The Last Quarrel: The Complete Edition (#1-5)

by Duncan Lay

(Pub: Momentum Books, 2015)

**I received a free copy of this from NetGalley in exchange for an honest review.**

I really wanted to love this book, but unfortunately I didn’t. It had some qualities that I enjoyed: excellent action sequences, and a fallible hero, Fallon, who is also a family man.   I did enjoy the character development of Fallon’s wife, Bridgit – she begins to conquer her personal demons and emerges at the end of the series a stronger person and more likeable character.  However, I found it to be a plot with few surprises. 
The main problem for me was the combination of the stories in one volume.  (It is my understanding that this story was originally serialised in five parts.)  There is a need when writing a story which spans several volumes, with a substantial gap of time between each, to remind readers of certain aspects of the story or what has gone before.  When combined in one volume this became very repetitive and disengaged me as a reader. For example, the reader is often reminded of the marital problems between the hero and his wife and her depression and neurosis – this repetition was, in my opinion, unnecessary and added little to the story.
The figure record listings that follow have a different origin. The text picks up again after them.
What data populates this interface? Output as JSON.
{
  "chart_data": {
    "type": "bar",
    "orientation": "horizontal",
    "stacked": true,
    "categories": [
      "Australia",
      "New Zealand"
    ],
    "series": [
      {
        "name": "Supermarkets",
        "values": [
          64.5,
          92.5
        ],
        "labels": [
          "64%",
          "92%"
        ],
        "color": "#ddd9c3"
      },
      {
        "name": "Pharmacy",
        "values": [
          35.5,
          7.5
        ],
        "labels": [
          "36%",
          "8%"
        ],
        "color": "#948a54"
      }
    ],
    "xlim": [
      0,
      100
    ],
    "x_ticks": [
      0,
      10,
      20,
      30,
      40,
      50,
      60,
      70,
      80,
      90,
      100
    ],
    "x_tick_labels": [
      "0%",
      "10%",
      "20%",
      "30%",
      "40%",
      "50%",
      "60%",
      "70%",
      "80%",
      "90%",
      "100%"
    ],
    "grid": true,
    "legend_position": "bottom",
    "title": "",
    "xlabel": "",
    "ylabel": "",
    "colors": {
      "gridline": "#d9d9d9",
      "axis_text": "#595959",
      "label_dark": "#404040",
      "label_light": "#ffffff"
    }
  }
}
The scenes that did this seemed almost carbon copies of each other. 

Perhaps this would not have been a problem if reading these parts as they were originally published, with a time gap, between each. 
In terms of pacing I found the first 300 pages (on my ereader)  on the slow side with an enormous amount of set up and little action.  After this the pacing improves greatly and the book is a much more enjoyable read.
I think the book could have benefited from a more judicious edit, particularly when combined. (Of course then it wouldn’t be the complete edition.)